Komentarnya itu muncul pada rapat dengan Komite Jasa Keuangan DPR AS Rabu (06/4) dan ini menimbulkan pertanyaan tentang peran masa depan G20 setelah invasi Rusia ke Ukraina.
"Presiden Biden menjelaskan, dan saya tentu setuju dengannya, bahwa Rusia tidak bisa menjadi mitra bisnis seperti biasa di lembaga keuangan mana pun," kata Yellen dalam menanggapi sebuah pertanyaan, seperti dikutip Reuters.
Baca juga: POPULER Internasional: 2 Putri Putin Terancam Sanksi AS | Kekacauan Akibat Lockdown di Shanghai
"Dia meminta agar Rusia dikeluarkan dari G20, dan saya telah menjelaskan kepada rekan-rekan saya di Indonesia bahwa kami tidak akan berpartisipasi dalam sejumlah pertemuan jika Rusia ada di sana," lanjut Yellen.

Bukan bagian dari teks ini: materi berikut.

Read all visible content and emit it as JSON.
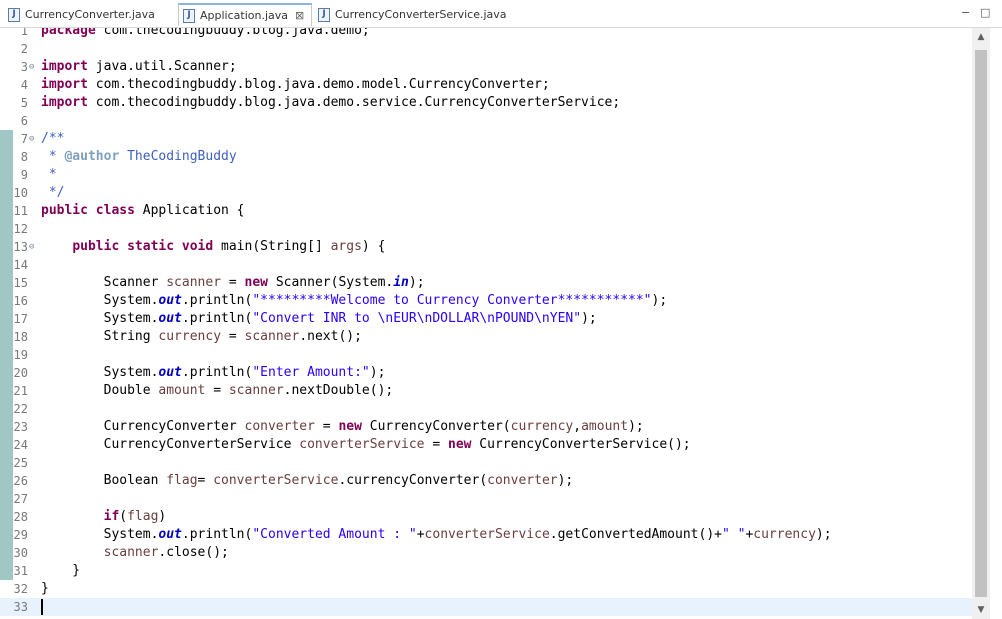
{
  "tabs": [
    {
      "label": "CurrencyConverter.java",
      "icon": "java-file-icon"
    },
    {
      "label": "Application.java",
      "icon": "java-file-icon",
      "close": "⊠",
      "active": true
    },
    {
      "label": "CurrencyConverterService.java",
      "icon": "java-file-icon"
    }
  ],
  "window_controls": {
    "minimize": "−",
    "maximize": "□"
  },
  "code": {
    "current_line": 33,
    "lines": [
      {
        "n": "1",
        "fold": false,
        "changed": false,
        "tokens": [
          [
            "kw",
            "package"
          ],
          [
            "p",
            " com.thecodingbuddy.blog.java.demo;"
          ]
        ]
      },
      {
        "n": "2",
        "fold": false,
        "changed": false,
        "tokens": []
      },
      {
        "n": "3",
        "fold": true,
        "changed": false,
        "tokens": [
          [
            "kw",
            "import"
          ],
          [
            "p",
            " java.util.Scanner;"
          ]
        ]
      },
      {
        "n": "4",
        "fold": false,
        "changed": false,
        "tokens": [
          [
            "kw",
            "import"
          ],
          [
            "p",
            " com.thecodingbuddy.blog.java.demo.model.CurrencyConverter;"
          ]
        ]
      },
      {
        "n": "5",
        "fold": false,
        "changed": false,
        "tokens": [
          [
            "kw",
            "import"
          ],
          [
            "p",
            " com.thecodingbuddy.blog.java.demo.service.CurrencyConverterService;"
          ]
        ]
      },
      {
        "n": "6",
        "fold": false,
        "changed": false,
        "tokens": []
      },
      {
        "n": "7",
        "fold": true,
        "changed": true,
        "tokens": [
          [
            "jdoc",
            "/**"
          ]
        ]
      },
      {
        "n": "8",
        "fold": false,
        "changed": true,
        "tokens": [
          [
            "jdoc",
            " * "
          ],
          [
            "tag",
            "@author"
          ],
          [
            "jdoc",
            " TheCodingBuddy"
          ]
        ]
      },
      {
        "n": "9",
        "fold": false,
        "changed": true,
        "tokens": [
          [
            "jdoc",
            " *"
          ]
        ]
      },
      {
        "n": "10",
        "fold": false,
        "changed": true,
        "tokens": [
          [
            "jdoc",
            " */"
          ]
        ]
      },
      {
        "n": "11",
        "fold": false,
        "changed": true,
        "tokens": [
          [
            "kw",
            "public class"
          ],
          [
            "p",
            " Application {"
          ]
        ]
      },
      {
        "n": "12",
        "fold": false,
        "changed": true,
        "tokens": []
      },
      {
        "n": "13",
        "fold": true,
        "changed": true,
        "tokens": [
          [
            "p",
            "    "
          ],
          [
            "kw",
            "public static void"
          ],
          [
            "p",
            " main(String[] "
          ],
          [
            "var",
            "args"
          ],
          [
            "p",
            ") {"
          ]
        ]
      },
      {
        "n": "14",
        "fold": false,
        "changed": true,
        "tokens": []
      },
      {
        "n": "15",
        "fold": false,
        "changed": true,
        "tokens": [
          [
            "p",
            "        Scanner "
          ],
          [
            "var",
            "scanner"
          ],
          [
            "p",
            " = "
          ],
          [
            "kw",
            "new"
          ],
          [
            "p",
            " Scanner(System."
          ],
          [
            "fld",
            "in"
          ],
          [
            "p",
            ");"
          ]
        ]
      },
      {
        "n": "16",
        "fold": false,
        "changed": true,
        "tokens": [
          [
            "p",
            "        System."
          ],
          [
            "fld",
            "out"
          ],
          [
            "p",
            ".println("
          ],
          [
            "str",
            "\"*********Welcome to Currency Converter***********\""
          ],
          [
            "p",
            ");"
          ]
        ]
      },
      {
        "n": "17",
        "fold": false,
        "changed": true,
        "tokens": [
          [
            "p",
            "        System."
          ],
          [
            "fld",
            "out"
          ],
          [
            "p",
            ".println("
          ],
          [
            "str",
            "\"Convert INR to \\nEUR\\nDOLLAR\\nPOUND\\nYEN\""
          ],
          [
            "p",
            ");"
          ]
        ]
      },
      {
        "n": "18",
        "fold": false,
        "changed": true,
        "tokens": [
          [
            "p",
            "        String "
          ],
          [
            "var",
            "currency"
          ],
          [
            "p",
            " = "
          ],
          [
            "var",
            "scanner"
          ],
          [
            "p",
            ".next();"
          ]
        ]
      },
      {
        "n": "19",
        "fold": false,
        "changed": true,
        "tokens": []
      },
      {
        "n": "20",
        "fold": false,
        "changed": true,
        "tokens": [
          [
            "p",
            "        System."
          ],
          [
            "fld",
            "out"
          ],
          [
            "p",
            ".println("
          ],
          [
            "str",
            "\"Enter Amount:\""
          ],
          [
            "p",
            ");"
          ]
        ]
      },
      {
        "n": "21",
        "fold": false,
        "changed": true,
        "tokens": [
          [
            "p",
            "        Double "
          ],
          [
            "var",
            "amount"
          ],
          [
            "p",
            " = "
          ],
          [
            "var",
            "scanner"
          ],
          [
            "p",
            ".nextDouble();"
          ]
        ]
      },
      {
        "n": "22",
        "fold": false,
        "changed": true,
        "tokens": []
      },
      {
        "n": "23",
        "fold": false,
        "changed": true,
        "tokens": [
          [
            "p",
            "        CurrencyConverter "
          ],
          [
            "var",
            "converter"
          ],
          [
            "p",
            " = "
          ],
          [
            "kw",
            "new"
          ],
          [
            "p",
            " CurrencyConverter("
          ],
          [
            "var",
            "currency"
          ],
          [
            "p",
            ","
          ],
          [
            "var",
            "amount"
          ],
          [
            "p",
            ");"
          ]
        ]
      },
      {
        "n": "24",
        "fold": false,
        "changed": true,
        "tokens": [
          [
            "p",
            "        CurrencyConverterService "
          ],
          [
            "var",
            "converterService"
          ],
          [
            "p",
            " = "
          ],
          [
            "kw",
            "new"
          ],
          [
            "p",
            " CurrencyConverterService();"
          ]
        ]
      },
      {
        "n": "25",
        "fold": false,
        "changed": true,
        "tokens": []
      },
      {
        "n": "26",
        "fold": false,
        "changed": true,
        "tokens": [
          [
            "p",
            "        Boolean "
          ],
          [
            "var",
            "flag"
          ],
          [
            "p",
            "= "
          ],
          [
            "var",
            "converterService"
          ],
          [
            "p",
            ".currencyConverter("
          ],
          [
            "var",
            "converter"
          ],
          [
            "p",
            ");"
          ]
        ]
      },
      {
        "n": "27",
        "fold": false,
        "changed": true,
        "tokens": []
      },
      {
        "n": "28",
        "fold": false,
        "changed": true,
        "tokens": [
          [
            "p",
            "        "
          ],
          [
            "kw",
            "if"
          ],
          [
            "p",
            "("
          ],
          [
            "var",
            "flag"
          ],
          [
            "p",
            ")"
          ]
        ]
      },
      {
        "n": "29",
        "fold": false,
        "changed": true,
        "tokens": [
          [
            "p",
            "        System."
          ],
          [
            "fld",
            "out"
          ],
          [
            "p",
            ".println("
          ],
          [
            "str",
            "\"Converted Amount : \""
          ],
          [
            "p",
            "+"
          ],
          [
            "var",
            "converterService"
          ],
          [
            "p",
            ".getConvertedAmount()+"
          ],
          [
            "str",
            "\" \""
          ],
          [
            "p",
            "+"
          ],
          [
            "var",
            "currency"
          ],
          [
            "p",
            ");"
          ]
        ]
      },
      {
        "n": "30",
        "fold": false,
        "changed": true,
        "tokens": [
          [
            "p",
            "        "
          ],
          [
            "var",
            "scanner"
          ],
          [
            "p",
            ".close();"
          ]
        ]
      },
      {
        "n": "31",
        "fold": false,
        "changed": true,
        "tokens": [
          [
            "p",
            "    }"
          ]
        ]
      },
      {
        "n": "32",
        "fold": false,
        "changed": false,
        "tokens": [
          [
            "p",
            "}"
          ]
        ]
      },
      {
        "n": "33",
        "fold": false,
        "changed": false,
        "tokens": []
      }
    ]
  }
}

Indonesia tahun ini memimpin G20 dan menjadi tuan rumah pertemuan keuangan pada bulan Juli dan pertemuan puncak para pemimpin pada bulan November. Rusia sudah menyatakan Presiden Vladimir Putin ingin hadir di KTT G20 nanti.
Seorang juru bicara Departemen Keuangan AS kemudian mengatakan bahwa Yellen mengacu pada pertemuan para menteri keuangan dan gubernur bank sentral G20 pada 20 April di sela-sela Pertemuan Musim Semi IMF dan Bank Dunia di Washington dan pertemuan deputi terkait.

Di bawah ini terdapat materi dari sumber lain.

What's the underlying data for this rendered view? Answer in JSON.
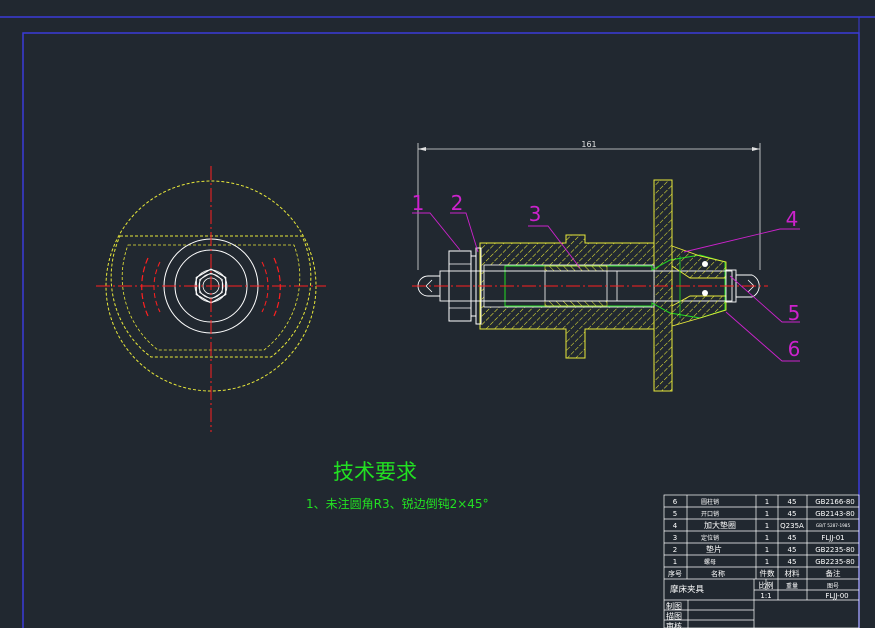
{
  "colors": {
    "background": "#212830",
    "frame": "#2a2ad0",
    "outline": "#ffffff",
    "hatch": "#e8e83a",
    "centerline": "#ff2020",
    "leader": "#cc22cc",
    "title_text": "#22e022",
    "green_part": "#22dd22",
    "dimension": "#e0e0e0"
  },
  "dimension": {
    "length": "161"
  },
  "balloons": [
    "1",
    "2",
    "3",
    "4",
    "5",
    "6"
  ],
  "tech": {
    "title": "技术要求",
    "note": "1、未注圆角R3、锐边倒钝2×45°"
  },
  "bom": {
    "rows": [
      {
        "no": "6",
        "name": "圆柱销",
        "qty": "1",
        "material": "45",
        "note": "GB2166-80"
      },
      {
        "no": "5",
        "name": "开口销",
        "qty": "1",
        "material": "45",
        "note": "GB2143-80"
      },
      {
        "no": "4",
        "name": "加大垫圈",
        "qty": "1",
        "material": "Q235A",
        "note": "GB/T 5287-1985"
      },
      {
        "no": "3",
        "name": "定位销",
        "qty": "1",
        "material": "45",
        "note": "FLJJ-01"
      },
      {
        "no": "2",
        "name": "垫片",
        "qty": "1",
        "material": "45",
        "note": "GB2235-80"
      },
      {
        "no": "1",
        "name": "螺母",
        "qty": "1",
        "material": "45",
        "note": "GB2235-80"
      }
    ],
    "header": {
      "no": "序号",
      "name": "名称",
      "qty": "件数",
      "material": "材料",
      "note": "备注"
    },
    "title": "摩床夹具",
    "scale_label": "比例",
    "scale": "1:1",
    "weight_label": "重量",
    "sheet_label": "图号",
    "drawing_no": "FLJJ-00",
    "signatures": [
      "制图",
      "描图",
      "审核"
    ]
  }
}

Pertemuan keuangan April nanti akan diadakan secara langsung dan virtual dan partisipasi Rusia belum jelas untuk saat ini.

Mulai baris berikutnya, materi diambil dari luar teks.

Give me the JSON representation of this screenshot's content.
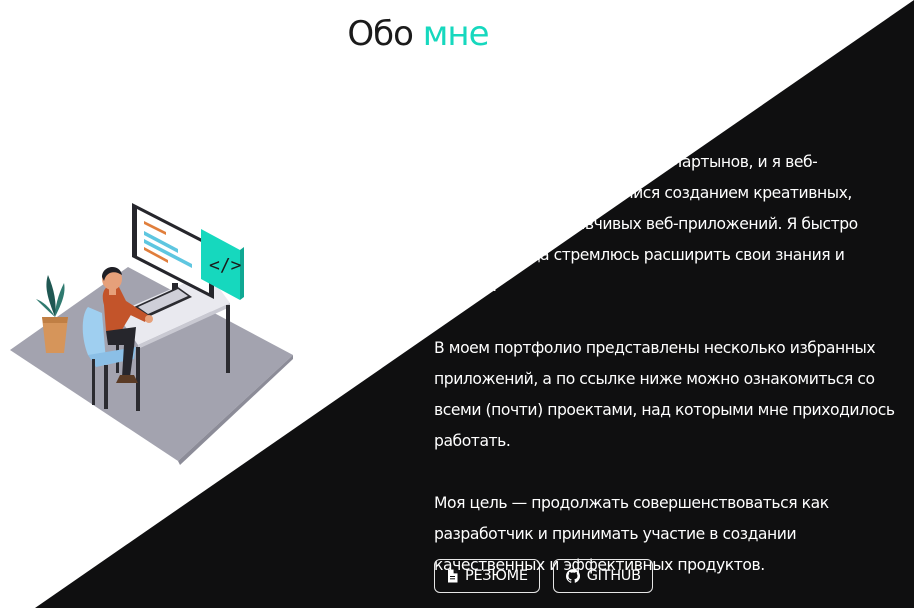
{
  "header": {
    "title_main": "Обо",
    "title_accent": "мне"
  },
  "about": {
    "paragraphs": [
      "Привет! Меня зовут Дмитрий Мартынов, и я веб-разработчик, увлекающийся созданием креативных, практичных и отзывчивых веб-приложений. Я быстро учусь и всегда стремлюсь расширить свои знания и навыки.",
      "В моем портфолио представлены несколько избранных приложений, а по ссылке ниже можно ознакомиться со всеми (почти) проектами, над которыми мне приходилось работать.",
      "Моя цель — продолжать совершенствоваться как разработчик и принимать участие в создании качественных и эффективных продуктов."
    ]
  },
  "buttons": {
    "resume_label": "РЕЗЮМЕ",
    "resume_icon": "document-icon",
    "github_label": "GITHUB",
    "github_icon": "github-icon"
  },
  "colors": {
    "accent": "#16d8be",
    "dark": "#0f0f10",
    "text_dark": "#1b1b1b"
  }
}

Indonesia diminta lancarkan lobi khusus
Sebelumnya, pemerintah Indonesia diminta melakukan lobi politik khusus untuk meyakinkan negara-negara Barat, terutama Amerika Serikat, agar menghadiri pertemuan G-20 di tengah seruan kencang memboikot acara itu jika Presiden Rusia, Vladimir Putin, datang.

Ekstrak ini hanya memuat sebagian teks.